The “subregion-gene pairs” that classify AD and HC well may be the potential pathogenic factors of AD. Some abnormal subregions and pathogenic genes associated with AD were detected in our research, such as hippocampus amygdala transition area (HATA), fimbria, parasubiculum, hippocampal fissure and
RYR3 and
PRKCE. The HATA was connected with the amygdala closely, and compared with the healthy group, the volumes of HATA were reduced in the MCI group [
2,
38]. In another study, obvious changes in fimbria were observed in AD [
39]. The change of parasubiculum affected the medial temporal memory system and dementia, and AD patients had more cellular neurofibrillary tangles in parasubiculum [
40,
41,
42,
43].
We counted the overlaps of the genes identified in our study and the genes of the top 26 “important brain region-gene pairs” in [
14]. Only
KAZN and
RF00019 were not included in our study. This demonstrated that most of the same genes were obtained using different methods and data sets. However, we found the overlaps of fusion features were 73 using the two methods in our data set (
Table 3). The randomness of the genetic algorithm is the main reason. These 73 features had a great contribution to classification, and the classification accuracy and identified features of our method are higher than those in [
14]. It can be inferred that these more identified features improve the classification accuracy, and the genes in these features can be speculated as AD candidate genes. Among these genes, priori research showed that
RYR3 identified the association with AD using multifactor dimensionality reduction [
44]. The upregulated level of RYR3 and a significant interaction between
RYR3 and
CACNA1C were observed in the AD group [
45,
46]. Gong et al. found four disease related SNPs (rs965471, rs10519874, rs7498093 and rs17236525), and proved that RYR3 had shared genetic susceptibility in hypertension, diabetes, and AD [
47]. According to our founding,
PRKCE detected by our method tend be associated with AD. The previous study has proved that the endothelin-converting enzyme activity increased by overexpression of
PRKCE reduces the α
Aβ levels [
48]. Based on the above analysis, the part of the abnormal subregions and pathogenic genes identified are related to AD. Therefore, the remaining genes can be speculated as AD candidate genes. The discovery of these subregions and genes by our method provides new candidate genes for the future research of AD and is significant to the study of the potential mechanism in the hippocampus.
5. Conclusions
The genetic clustering random forest proposed in this paper provides a novel method for detecting the abnormal “subregion-gene pairs” in the hippocampus. This method constructs decision trees through random forest, evolves the decision trees genetically through genetic algorithm and performs cluster evolution on the results obtained. Finally, the important “subregion-gene pairs” were extracts based on the fusion features that were constructed by subregions and genes. Furthermore, we also show that our method had higher accuracy than the traditional random forest, the genetic algorithm random forest and the clustering evolutionary random forest.

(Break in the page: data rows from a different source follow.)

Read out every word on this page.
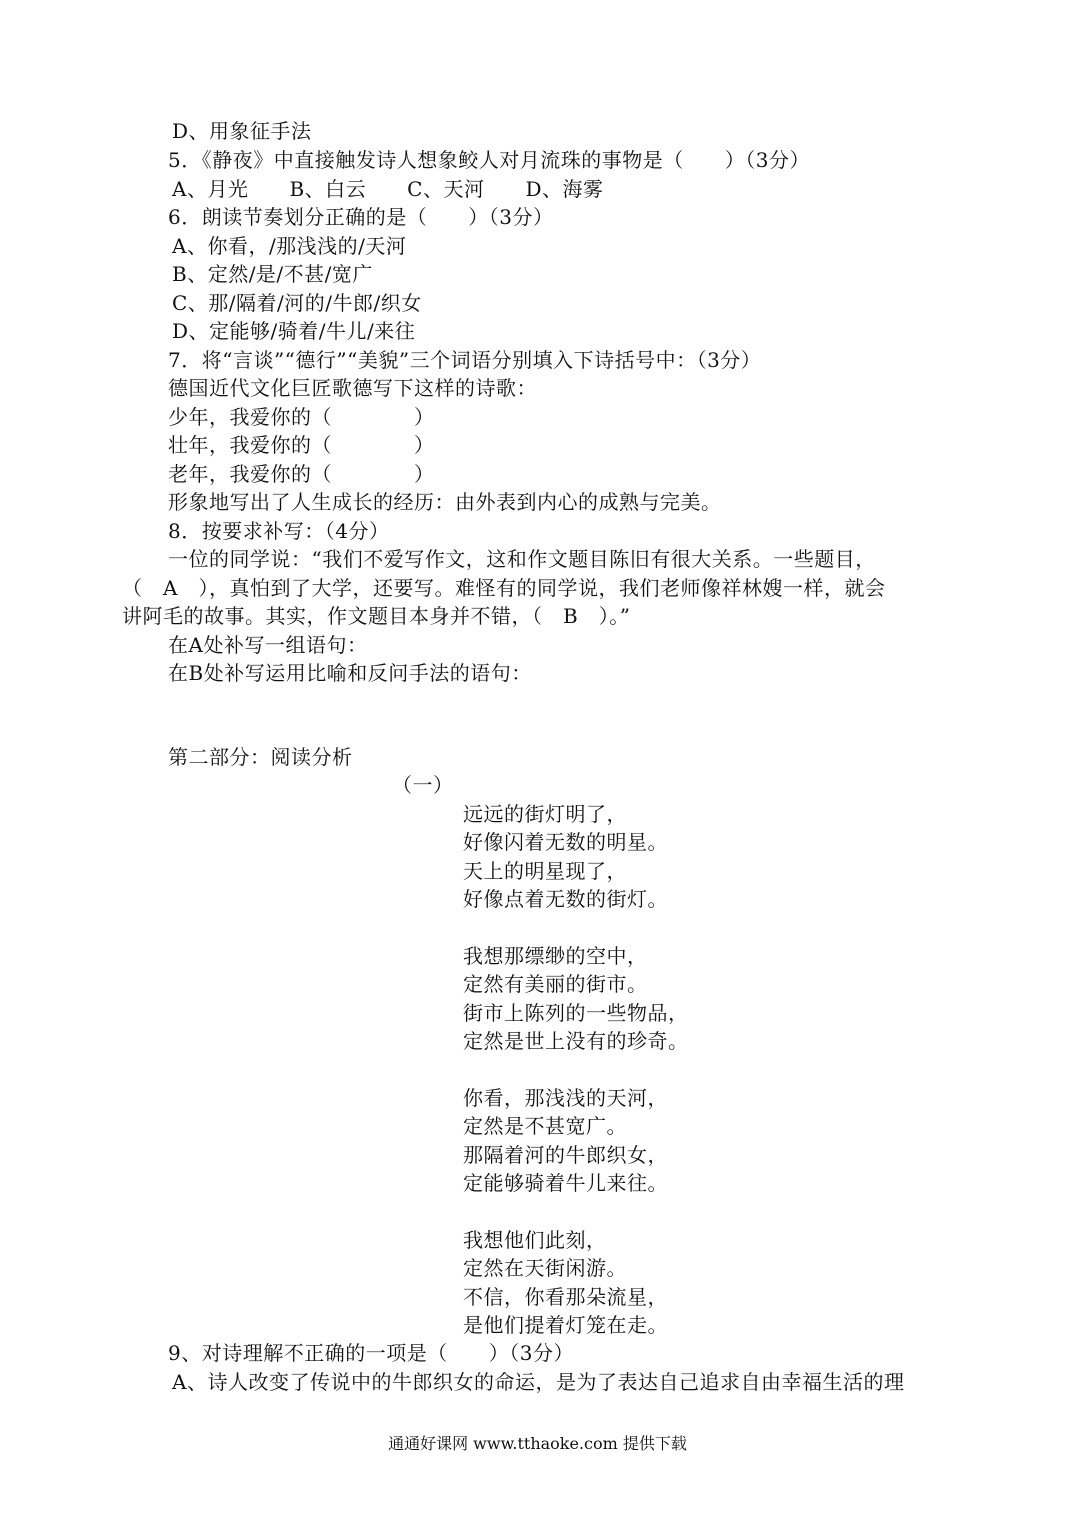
D、用象征手法
5．《静夜》中直接触发诗人想象鲛人对月流珠的事物是（　　）（3分）
A、月光　　B、白云　　C、天河　　D、海雾
6．朗读节奏划分正确的是（　　）（3分）
A、你看，/那浅浅的/天河
B、定然/是/不甚/宽广
C、那/隔着/河的/牛郎/织女
D、定能够/骑着/牛儿/来往
7．将“言谈”“德行”“美貌”三个词语分别填入下诗括号中：（3分）
德国近代文化巨匠歌德写下这样的诗歌：
少年，我爱你的（　　　　）
壮年，我爱你的（　　　　）
老年，我爱你的（　　　　）
形象地写出了人生成长的经历：由外表到内心的成熟与完美。
8．按要求补写：（4分）
一位的同学说：“我们不爱写作文，这和作文题目陈旧有很大关系。一些题目，
（　A　），真怕到了大学，还要写。难怪有的同学说，我们老师像祥林嫂一样，就会
讲阿毛的故事。其实，作文题目本身并不错，（　B　）。”
在A处补写一组语句：
在B处补写运用比喻和反问手法的语句：
第二部分：阅读分析
（一）
远远的街灯明了，
好像闪着无数的明星。
天上的明星现了，
好像点着无数的街灯。
我想那缥缈的空中，
定然有美丽的街市。
街市上陈列的一些物品，
定然是世上没有的珍奇。
你看，那浅浅的天河，
定然是不甚宽广。
那隔着河的牛郎织女，
定能够骑着牛儿来往。
我想他们此刻，
定然在天街闲游。
不信，你看那朵流星，
是他们提着灯笼在走。
9、对诗理解不正确的一项是（　　）（3分）
A、诗人改变了传说中的牛郎织女的命运，是为了表达自己追求自由幸福生活的理
通通好课网 www.tthaoke.com 提供下载
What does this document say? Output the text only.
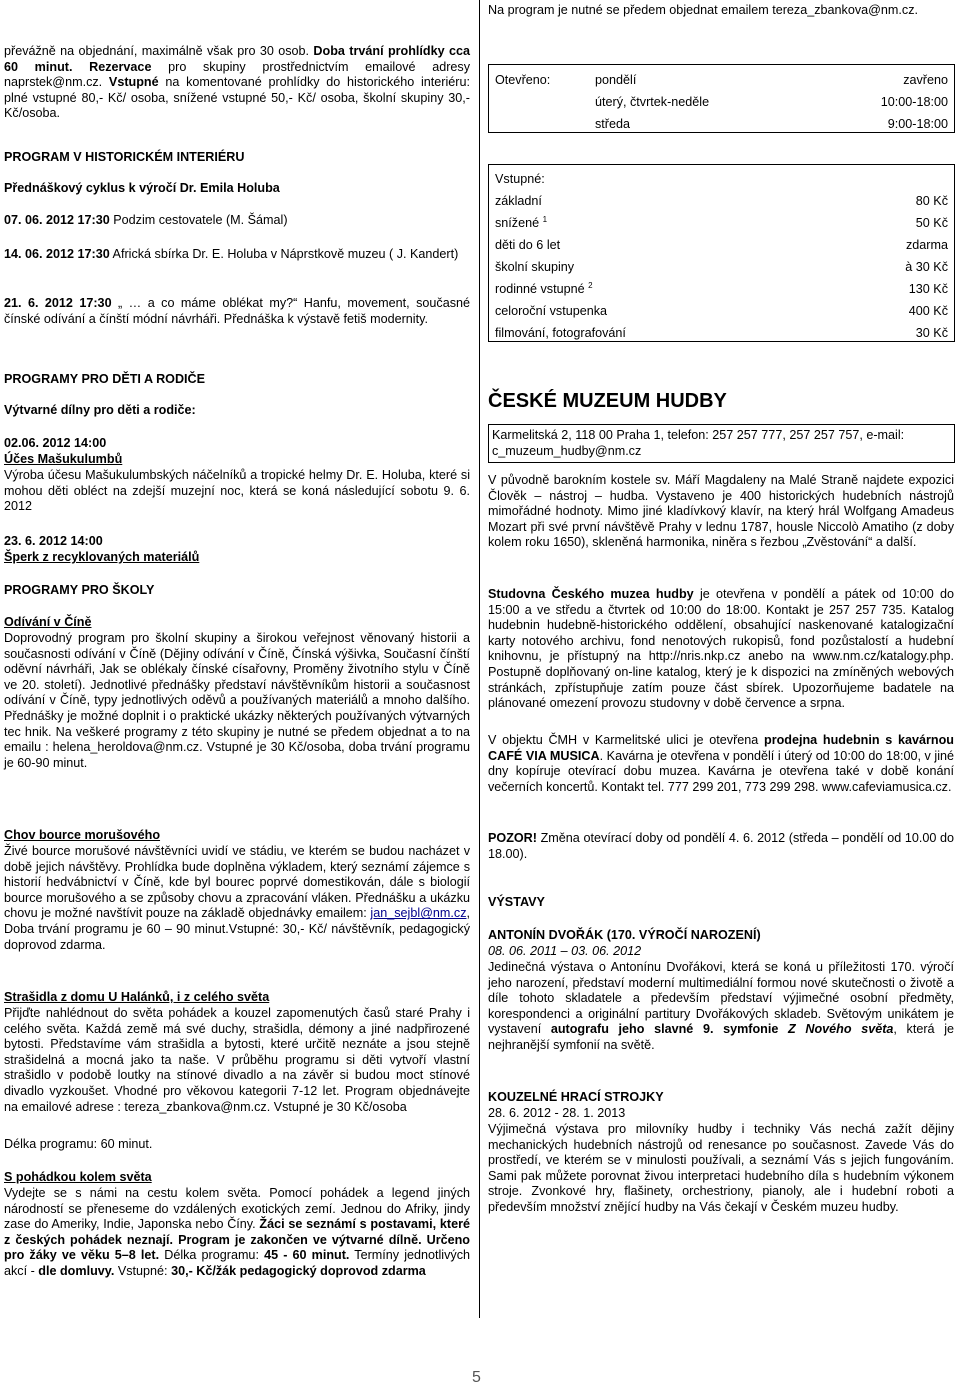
převážně na objednání, maximálně však pro 30 osob. Doba trvání prohlídky cca 60 minut. Rezervace pro skupiny prostřednictvím emailové adresy naprstek@nm.cz. Vstupné na komentované prohlídky do historického interiéru: plné vstupné 80,- Kč/ osoba, snížené vstupné 50,- Kč/ osoba, školní skupiny 30,- Kč/osoba.

PROGRAM V HISTORICKÉM INTERIÉRU

Přednáškový cyklus k výročí Dr. Emila Holuba

07. 06. 2012 17:30 Podzim cestovatele (M. Šámal)

14. 06. 2012 17:30 Africká sbírka Dr. E. Holuba v Náprstkově muzeu ( J. Kandert)

21. 6. 2012 17:30 „ … a co máme oblékat my?“ Hanfu, movement, současné čínské odívání a čínští módní návrháři. Přednáška k výstavě fetiš modernity.

PROGRAMY PRO DĚTI A RODIČE

Výtvarné dílny pro děti a rodiče:

02.06. 2012 14:00

Účes Mašukulumbů

Výroba účesu Mašukulumbských náčelníků a tropické helmy Dr. E. Holuba, které si mohou děti obléct na zdejší muzejní noc, která se koná následující sobotu 9. 6. 2012

23. 6. 2012 14:00

Šperk z recyklovaných materiálů

PROGRAMY PRO ŠKOLY

Odívání v Číně

Doprovodný program pro školní skupiny a širokou veřejnost věnovaný historii a současnosti odívání v Číně (Dějiny odívání v Číně, Čínská výšivka, Současní čínští oděvní návrháři, Jak se oblékaly čínské císařovny, Proměny životního stylu v Číně ve 20. století). Jednotlivé přednášky představí návštěvníkům historii a současnost odívání v Číně, typy jednotlivých oděvů a používaných materiálů a mnoho dalšího. Přednášky je možné doplnit i o praktické ukázky některých používaných výtvarných tec hnik. Na veškeré programy z této skupiny je nutné se předem objednat a to na emailu : helena_heroldova@nm.cz. Vstupné je 30 Kč/osoba, doba trvání programu je 60-90 minut.

Chov bource morušového

Živé bource morušové návštěvníci uvidí ve stádiu, ve kterém se budou nacházet v době jejich návštěvy. Prohlídka bude doplněna výkladem, který seznámí zájemce s historií hedvábnictví v Číně, kde byl bourec poprvé domestikován, dále s biologií bource morušového a se způsoby chovu a zpracování vláken. Přednášku a ukázku chovu je možné navštívit pouze na základě objednávky emailem: jan_sejbl@nm.cz, Doba trvání programu je 60 – 90 minut.Vstupné: 30,- Kč/ návštěvník, pedagogický doprovod zdarma.

Strašidla z domu U Halánků, i z celého světa

Přijďte nahlédnout do světa pohádek a kouzel zapomenutých časů staré Prahy i celého světa. Každá země má své duchy, strašidla, démony a jiné nadpřirozené bytosti. Představíme vám strašidla a bytosti, které určitě neznáte a jsou stejně strašidelná a mocná jako ta naše. V průběhu programu si děti vytvoří vlastní strašidlo v podobě loutky na stínové divadlo a na závěr si budou moct stínové divadlo vyzkoušet. Vhodné pro věkovou kategorii 7-12 let. Program objednávejte na emailové adrese : tereza_zbankova@nm.cz. Vstupné je 30 Kč/osoba

Délka programu: 60 minut.

S pohádkou kolem světa

Vydejte se s námi na cestu kolem světa. Pomocí pohádek a legend jiných národností se přeneseme do vzdálených exotických zemí. Jednou do Afriky, jindy zase do Ameriky, Indie, Japonska nebo Číny. Žáci se seznámí s postavami, které z českých pohádek neznají. Program je zakončen ve výtvarné dílně. Určeno pro žáky ve věku 5–8 let. Délka programu: 45 - 60 minut. Termíny jednotlivých akcí - dle domluvy. Vstupné: 30,- Kč/žák pedagogický doprovod zdarma

Na program je nutné se předem objednat emailem tereza_zbankova@nm.cz.

Otevřeno:	pondělí	zavřeno
	úterý, čtvrtek-neděle	10:00-18:00
	středa	9:00-18:00
Vstupné:	
základní	80 Kč
snížené $^1$	50 Kč
děti do 6 let	zdarma
školní skupiny	à 30 Kč
rodinné vstupné $^2$	130 Kč
celoroční vstupenka	400 Kč
filmování, fotografování	30 Kč

ČESKÉ MUZEUM HUDBY

Karmelitská 2, 118 00 Praha 1, telefon: 257 257 777, 257 257 757, e-mail: c_muzeum_hudby@nm.cz

V původně barokním kostele sv. Máří Magdaleny na Malé Straně najdete expozici Člověk – nástroj – hudba. Vystaveno je 400 historických hudebních nástrojů mimořádné hodnoty. Mimo jiné kladívkový klavír, na který hrál Wolfgang Amadeus Mozart při své první návštěvě Prahy v lednu 1787, housle Niccolò Amatiho (z doby kolem roku 1650), skleněná harmonika, niněra s řezbou „Zvěstování“ a další.

Studovna Českého muzea hudby je otevřena v pondělí a pátek od 10:00 do 15:00 a ve středu a čtvrtek od 10:00 do 18:00. Kontakt je 257 257 735. Katalog hudebnin hudebně-historického oddělení, obsahující naskenované katalogizační karty notového archivu, fond nenotových rukopisů, fond pozůstalostí a hudební knihovnu, je přístupný na http://nris.nkp.cz anebo na www.nm.cz/katalogy.php. Postupně doplňovaný on-line katalog, který je k dispozici na zmíněných webových stránkách, zpřístupňuje zatím pouze část sbírek. Upozorňujeme badatele na plánované omezení provozu studovny v době července a srpna.

V objektu ČMH v Karmelitské ulici je otevřena prodejna hudebnin s kavárnou CAFÉ VIA MUSICA. Kavárna je otevřena v pondělí i úterý od 10:00 do 18:00, v jiné dny kopíruje otevírací dobu muzea. Kavárna je otevřena také v době konání večerních koncertů. Kontakt tel. 777 299 201, 773 299 298. www.cafeviamusica.cz.

POZOR! Změna otevírací doby od pondělí 4. 6. 2012 (středa – pondělí od 10.00 do 18.00).

VÝSTAVY

ANTONÍN DVOŘÁK (170. VÝROČÍ NAROZENÍ)

08. 06. 2011 – 03. 06. 2012

Jedinečná výstava o Antonínu Dvořákovi, která se koná u příležitosti 170. výročí jeho narození, představí moderní multimediální formou nové skutečnosti o životě a díle tohoto skladatele a především představí výjimečné osobní předměty, korespondenci a originální partitury Dvořákových skladeb. Světovým unikátem je vystavení autografu jeho slavné 9. symfonie Z Nového světa, která je nejhranější symfonií na světě.

KOUZELNÉ HRACÍ STROJKY

28. 6. 2012 - 28. 1. 2013

Výjimečná výstava pro milovníky hudby i techniky Vás nechá zažít dějiny mechanických hudebních nástrojů od renesance po současnost. Zavede Vás do prostředí, ve kterém se v minulosti používali, a seznámí Vás s jejich fungováním. Sami pak můžete porovnat živou interpretaci hudebního díla s hudebním výkonem stroje. Zvonkové hry, flašinety, orchestriony, pianoly, ale i hudební roboti a především množství znějící hudby na Vás čekají v Českém muzeu hudby.

5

In this paper, the study of detecting abnormal subregions and genes using genetic clustering random forest had the following strengths. (1) We improved a more efficient method to construct the fusion features. This method reduced the differences between the subjects in the same group and increases the differences between AD and HC groups. (2) We improved a genetic clustering random forest based on the genetic algorithm to detect the features. The evolution of training set using genetic algorithm amplified the differences between decision trees too. (3) We also show that the classification ability and stability of our method were better than other conventional methods.
Since AD also has other markers, in the future, we will continue to look for fusing other data such as protein and RNA to construct the fusion features. Further research needs to be carried out to verify the correlations between candidate genes and AD.